Fantôme – Golden ale, 8% alc. by volume, with a wonderfully musty and characterful aroma. There are many drinkers out there who believe this is the “Nectar of the Gods.” Certainly no other brewer makes beer like this, in Belgium or anywhere. How many beers of 8% plus offer such fresh fruitiness? A solid Belgian saison beer at its base, with an unusual overlay of fruitiness.
Green Flash – Saison Diego (San Diego – California)
Unfiltered golden farmhouse ale, brewed with Seville orange peels, Chinese ginger and grains of paradise. Light, bright, spicy aromas, lively carbonation and earthy flavors co-mingle with musty notes that add funky complexity.
Baird Brewing Saison Sayuri (Japan)
A fascinating mixture of down-to-earth simplicity and understated complexity. Brewed entirely with pale base malts and Japanese candy sugar (except for a hint of roasted barely for color contribution), Saison Sayuri is relatively light in body and sprite in flavor. The nose is an immensely complex amalgam of aromas – bubble gum-like phenolics from the Belgian yeast, floral and fruity notes
from dry hopping, and a subtle hint of citrus and spice from the addition
of Japanese daidai peels (daidai is a very sour type of Japanese orange). A splash of sour daidai juice also was added to the wort which manifests itself in a stealthily citric-sour finish.

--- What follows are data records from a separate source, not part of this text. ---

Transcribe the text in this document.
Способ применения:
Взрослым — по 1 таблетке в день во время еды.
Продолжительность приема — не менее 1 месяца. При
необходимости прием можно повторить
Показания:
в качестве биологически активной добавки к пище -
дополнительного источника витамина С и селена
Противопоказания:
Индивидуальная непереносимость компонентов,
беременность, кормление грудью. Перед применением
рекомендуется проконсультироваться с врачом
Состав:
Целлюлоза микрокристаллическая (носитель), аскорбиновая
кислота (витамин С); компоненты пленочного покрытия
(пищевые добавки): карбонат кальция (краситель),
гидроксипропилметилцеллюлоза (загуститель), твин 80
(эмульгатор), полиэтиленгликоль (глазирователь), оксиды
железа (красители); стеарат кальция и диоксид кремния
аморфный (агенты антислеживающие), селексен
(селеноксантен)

Leeds Brew – Saison de la Maison (Neil Gardner – Leeds)
Very classic, dry Saison, medium bodied with fruity yeast and peppery phenols dominating.
A massive thanks to Neil from LeedsBrew for sending me this at his own expense (I owe you one). It was not at all out on it’s own and I’d guess with some certainty that if I hadn’t said it was home brewed, nobody would have known.
Flavoured and style variations
Red Willow – Faithless XIV Gin and Tonic Saison (Macclesfield)
This isn’t just a Saison with a splash of Gordon’s and a glug of Schwepps added to it. The G&T flavours are provided by use of juniper and lemongrass respectively.
Flying Dog – In de Wildeman Farmhouse IPA
Brewed for Bierproeflokaal In de Wildeman’s 25th Anniversary. This brand new brew is an unfiltered American IPA hopped with Citra and fermented with Saison yeast.
The Bruery – Saison Rue
Saison Rue is a unfiltered Belgian/French style farmhouse ale. This is a beer of subtlety and complexity, with malted rye, spicy, fruity yeast, biscuit-like malt backbone and a slight citrus hop character.
Cigar City – Guava Grove
One of Tampa’s nicknames in addition to the CigarCity is the Big Guava. It earned the moniker from local newspaper columnist Steve Otto in the 1970’s. The nickname eventually gave rise to one of YborCity’s most popular annual events, Guavaween. We brew Guava Grove in tribute to Tampa’s fruity nickname. Guava Grove is brewed with a French strain of Saison yeast and sees a secondary fermentation on pink guava puree. Slightly tart with a dry finish this is a refined beer that is perfect for sharing. Pairs well with a wide variety of cheeses, seafood and light fruit salads.
Brasserie Fantôme – Pissenlit
Dany, the offbeat brewer at Fantôme, will try anything, and the results are always interesting. A beer made from dandelions would be worth a try if only because no one has ever brewed one before, but the great news is that this is actually a very good beer.
Dany and some cohorts get busy every spring picking bushels of dandelions that grow in the fields around the picturesque farmhouse brewery. The yellow flowers are removed and dried in the sun, then soaked in water for a few days. The thick, dark dandelion “tea” that results is the basis for the Pissenlit, which is made also from traditional barley malt and hops. It resembles a classic saison beer – golden spritzy brew, strong and very flavorful, with a good hop bite. You may have to strain to taste the dandelions, but you know they’re in there.
It should be noted that uncooked, the dandelion has a diuretic effect and is known in France as Pissenlit (literally, “wet the bed” – this also happens to be the British folk-name) for precisely this reason.
Marble – Special Imperial Saison (Marble & Dark Star colab, brewed in Manchester)
Imperial Saison brewed in partnership with DarkStar. Classic spicy yeast notes with with a warming alcohol kick.